Abstract:Aerial scene recognition is a fundamental visual task and has attracted an increasing research interest in the last few years. Most of current researches mainly deploy efforts to categorize an aerial image into one scene-level label, while in real-world scenarios, there often exist multiple scenes in a single image. Therefore, in this paper, we propose to take a step forward to a more practical and challenging task, namely multi-scene recognition in single images. Moreover, we note that manually yielding annotations for such a task is extraordinarily time- and labor-consuming. To address this, we propose a prototype-based memory network to recognize multiple scenes in a single image by leveraging massive well-annotated single-scene images.
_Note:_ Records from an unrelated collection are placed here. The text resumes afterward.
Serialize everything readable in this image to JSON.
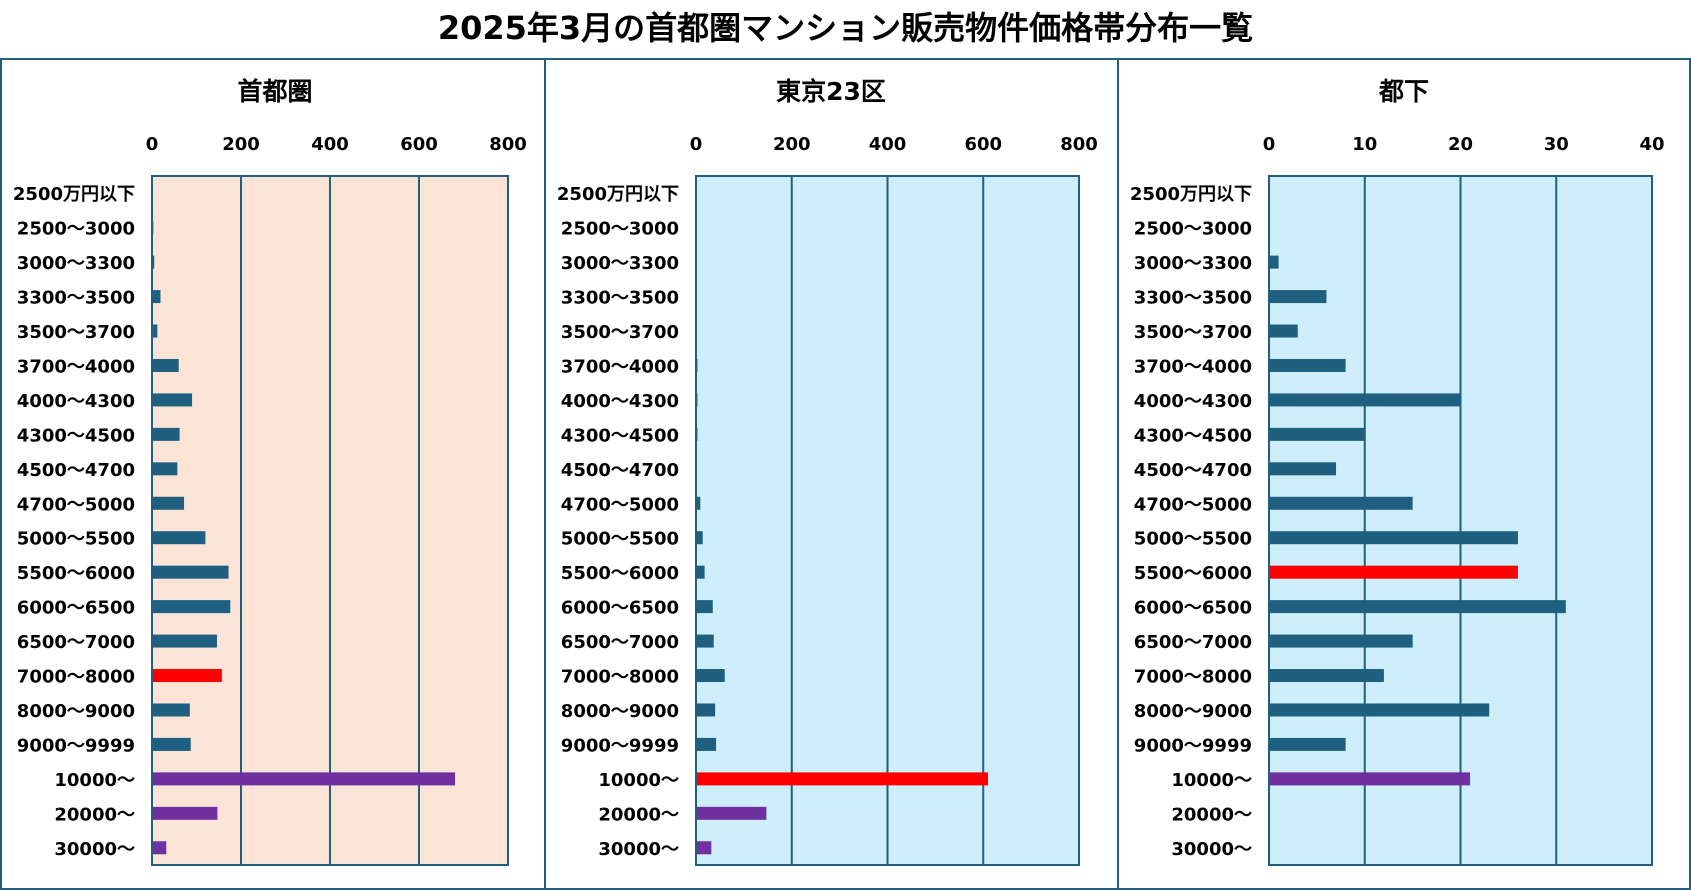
{
  "title": "2025年3月の首都圏マンション販売物件価格帯分布一覧",
  "colors": {
    "border": "#1f5f80",
    "bar": "#1f5f80",
    "highlight": "#ff0000",
    "premium": "#7030a0",
    "bg_shutoken": "#fbe3d6",
    "bg_tokyo23": "#cdeefa",
    "bg_tokashita": "#cdeefa"
  },
  "chart_data": [
    {
      "type": "bar",
      "orientation": "horizontal",
      "title": "首都圏",
      "background": "bg_shutoken",
      "xlim": [
        0,
        800
      ],
      "xticks": [
        "0",
        "200",
        "400",
        "600",
        "800"
      ],
      "grid": true,
      "categories": [
        "2500万円以下",
        "2500～3000",
        "3000～3300",
        "3300～3500",
        "3500～3700",
        "3700～4000",
        "4000～4300",
        "4300～4500",
        "4500～4700",
        "4700～5000",
        "5000～5500",
        "5500～6000",
        "6000～6500",
        "6500～7000",
        "7000～8000",
        "8000～9000",
        "9000～9999",
        "10000～",
        "20000～",
        "30000～"
      ],
      "values": [
        0,
        3,
        5,
        19,
        12,
        60,
        90,
        62,
        57,
        72,
        120,
        172,
        176,
        146,
        157,
        85,
        87,
        681,
        147,
        32
      ],
      "bar_colors": [
        "bar",
        "bar",
        "bar",
        "bar",
        "bar",
        "bar",
        "bar",
        "bar",
        "bar",
        "bar",
        "bar",
        "bar",
        "bar",
        "bar",
        "highlight",
        "bar",
        "bar",
        "premium",
        "premium",
        "premium"
      ]
    },
    {
      "type": "bar",
      "orientation": "horizontal",
      "title": "東京23区",
      "background": "bg_tokyo23",
      "xlim": [
        0,
        800
      ],
      "xticks": [
        "0",
        "200",
        "400",
        "600",
        "800"
      ],
      "grid": true,
      "categories": [
        "2500万円以下",
        "2500～3000",
        "3000～3300",
        "3300～3500",
        "3500～3700",
        "3700～4000",
        "4000～4300",
        "4300～4500",
        "4500～4700",
        "4700～5000",
        "5000～5500",
        "5500～6000",
        "6000～6500",
        "6500～7000",
        "7000～8000",
        "8000～9000",
        "9000～9999",
        "10000～",
        "20000～",
        "30000～"
      ],
      "values": [
        0,
        0,
        0,
        0,
        0,
        3,
        3,
        3,
        0,
        9,
        14,
        18,
        35,
        37,
        60,
        40,
        42,
        610,
        147,
        32
      ],
      "bar_colors": [
        "bar",
        "bar",
        "bar",
        "bar",
        "bar",
        "bar",
        "bar",
        "bar",
        "bar",
        "bar",
        "bar",
        "bar",
        "bar",
        "bar",
        "bar",
        "bar",
        "bar",
        "highlight",
        "premium",
        "premium"
      ]
    },
    {
      "type": "bar",
      "orientation": "horizontal",
      "title": "都下",
      "background": "bg_tokashita",
      "xlim": [
        0,
        40
      ],
      "xticks": [
        "0",
        "10",
        "20",
        "30",
        "40"
      ],
      "grid": true,
      "categories": [
        "2500万円以下",
        "2500～3000",
        "3000～3300",
        "3300～3500",
        "3500～3700",
        "3700～4000",
        "4000～4300",
        "4300～4500",
        "4500～4700",
        "4700～5000",
        "5000～5500",
        "5500～6000",
        "6000～6500",
        "6500～7000",
        "7000～8000",
        "8000～9000",
        "9000～9999",
        "10000～",
        "20000～",
        "30000～"
      ],
      "values": [
        0,
        0,
        1,
        6,
        3,
        8,
        20,
        10,
        7,
        15,
        26,
        26,
        31,
        15,
        12,
        23,
        8,
        21,
        0,
        0
      ],
      "bar_colors": [
        "bar",
        "bar",
        "bar",
        "bar",
        "bar",
        "bar",
        "bar",
        "bar",
        "bar",
        "bar",
        "bar",
        "highlight",
        "bar",
        "bar",
        "bar",
        "bar",
        "bar",
        "premium",
        "premium",
        "premium"
      ]
    }
  ]
}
The proposed network consists of three key components: 1) a prototype learning module, 2) a prototype-inhabiting external memory, and 3) a multi-head attention-based memory retrieval module. To be more specific, we first learn the prototype representation of each aerial scene from single-scene aerial image datasets and store it in an external memory. Afterwards, a multi-head attention-based memory retrieval module is devised to retrieve scene prototypes relevant to query multi-scene images for final predictions. Notably, only a limited number of annotated multi-scene images are needed in the training phase. To facilitate the progress of aerial scene recognition, we produce a new multi-scene aerial image (MAI) dataset. Experimental results on variant dataset configurations demonstrate the effectiveness of our network. Our dataset and codes are publicly available.